02.03.2012 | 14:28 Uhr |

Das Bundesamt für Sicherheit in der Informationstechnik (BSI) startet einen Indikator für die Sicherheitslage ausgewählter Software, die weit verbreitet ist. Die so genannte Schwachstellenampel zeigt, ob für ein Produkt offene Sicherheitslücken bestehen.

Mit seiner neuen Schwachstellenampel will das Bundesamt für Sicherheit in der Informationstechnik (BSI)   vor allem professionellen Anwendern einen Indikator bieten, der für bestimmte Produkte und Produktfamilien anzeigt, ob es darin mehr oder weniger kritische Sicherheitslücken gibt. Bekannte gewordene Schwachstellen werden statistisch erfasst, ausgewertet und als Ampel grafisch dargestellt.

Derzeit werden 15 Produkte und Produktfamilien von sieben Herstellern abgedeckt, die weit verbreitet und recht häufig durch problematische Sicherheitslücken aufgefallen sind. Microsoft ist mit Windows, Internet Explorer und Office vertreten, Apple mit Mac OS X, Safari und Quicktime, Adobe mit Acrobat, Reader und Flash Player. Außerdem werden Mozilla Firefox und Thunderbird, Google Chrome, Java (JRE und JDK) sowie der Linux-Kernel erfasst.

Die Bewertung der Sicherheitslücken erfolgt nach dem standardisierten, etwa auch von Oracle benutzten CVSS-Schema (Common Vulnerability Scoring System, Version 2). Gibt es mindestens eine als kritisch eingestufte offene Schwachstelle, zeigt die Ampel rot. Bei einer oder mehreren "geringfügig kritischen" offenen Schwachstellen wird gelb gezeigt, sonst grün.
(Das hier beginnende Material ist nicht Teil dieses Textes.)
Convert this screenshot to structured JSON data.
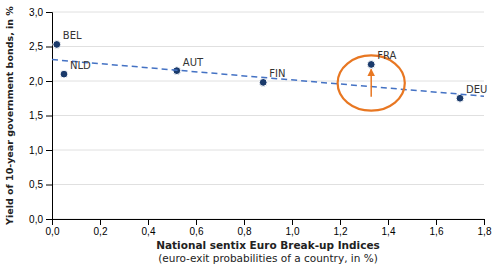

Die laufende Aktualisierung der Bewertung folgt den regelmäßigen Update-Zyklen der Hersteller, berücksichtigt jedoch auch Produkt-Updates außer der Reihe sowie Meldungen über neu entdeckte Sicherheitslücken. Ohne Einfluss auf die Wertung werden zudem bereits beseitigte Lücken aufsummiert. Separat aufgelistet werden Lücken, zu denen noch wenig bekannt ist und die sich zwar bereits einem Hersteller, nicht jedoch einem Produkt sicher zuordnen lassen.

Naturgemäß kann auch das BSI nur öffentlich bekannte Schwachstellen aufführen. Die Schwachstellenampel des BSI weist damit Anwender, Behörden und Unternehmen auf bestehenden Handlungsbedarf bei der Software-Aktualisierung hin.